ISP has jurisdiction over the Statehouse and serves as law enforcement for legislative leadership and other elected officials in the building. Police drafted a letter, which is published on ISP’s website, with recommendations for Idahoans who want to participate in the legislative process.
“During these extraordinary times, the letter is a reminder for those wishing to participate in the legislative process that rules of decorum at the state Capitol are intended to maintain public order and ensure a balance between public participation and public health and safety,” according to an ISP news release.
The letter urges all visitors to the Capitol wear a face covering and follow legislative rules on social distancing due to the ongoing COVID-19 pandemic. The session is set to begin Jan. 11.
“The Legislature is the authority responsible for setting rules and decorum designed to enable both the safety of public order and spirit of political debate,” according to ISP’s letter.
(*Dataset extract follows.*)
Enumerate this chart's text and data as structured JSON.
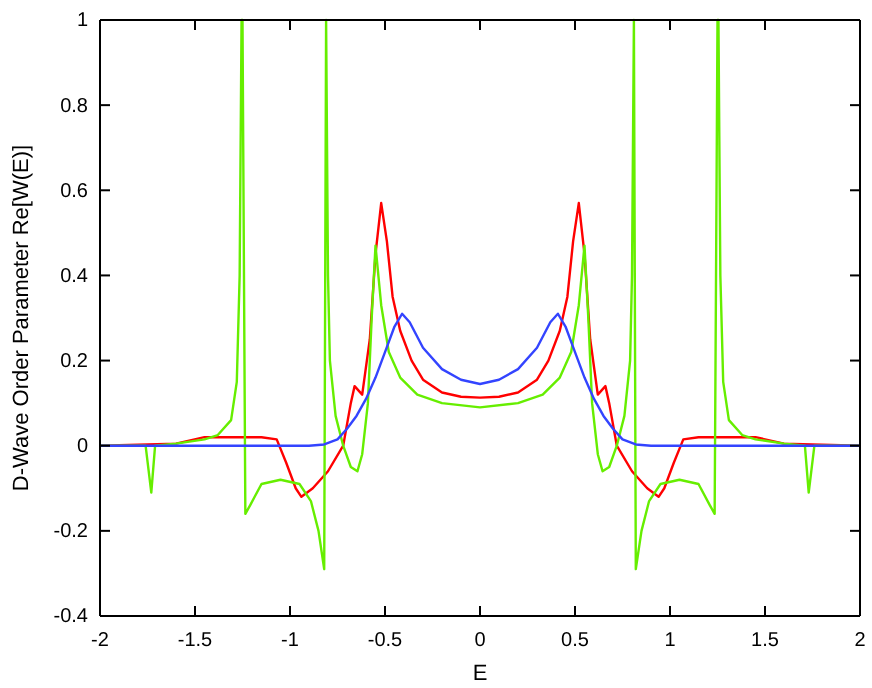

Gov. Brad Little’s State of the State address is also scheduled for Jan. 11. Traditionally, all three branches of government pack into the House floor to listen, but the address may be done differently this year.
Earlier this month, Little told Idaho Education News that the Statehouse “is a pretty good petri dish for transmissible moments of COVID,” and he encouraged lawmakers to delay the session or go virtual. Ultimately, legislative leadership decided to move forward with the 2021 Legislative Session as scheduled.
“Public health and safety rules may also result in reduced seating capacity in some areas including: the House and Senate fourth floor public galleries, House and Senate chambers and all other legislative rooms. All rooms are open to the public, however, when capacity is reached, proceedings may be available via live stream in designated overflow areas, “ according to the letter.
When seating is limited, visitors may check with the legislative information desk located in the garden level rotunda of the Capitol.
Several people were arrested during the Legislature’s special session in August, including Ammon Bundy, for refusing to leave a committee room. In a dispute about seating capacity during the special session, glass doors were broken in the Statehouse.
According to the Associated Press, spectators shattered a glass door and rushed into the gallery that had limited seating because of the virus, including at least one person carrying an assault-style weapon.
ISP’s letter states that violations of the rules of decorum will result in action by police, which could include being arrested and/or trespassed from the premises.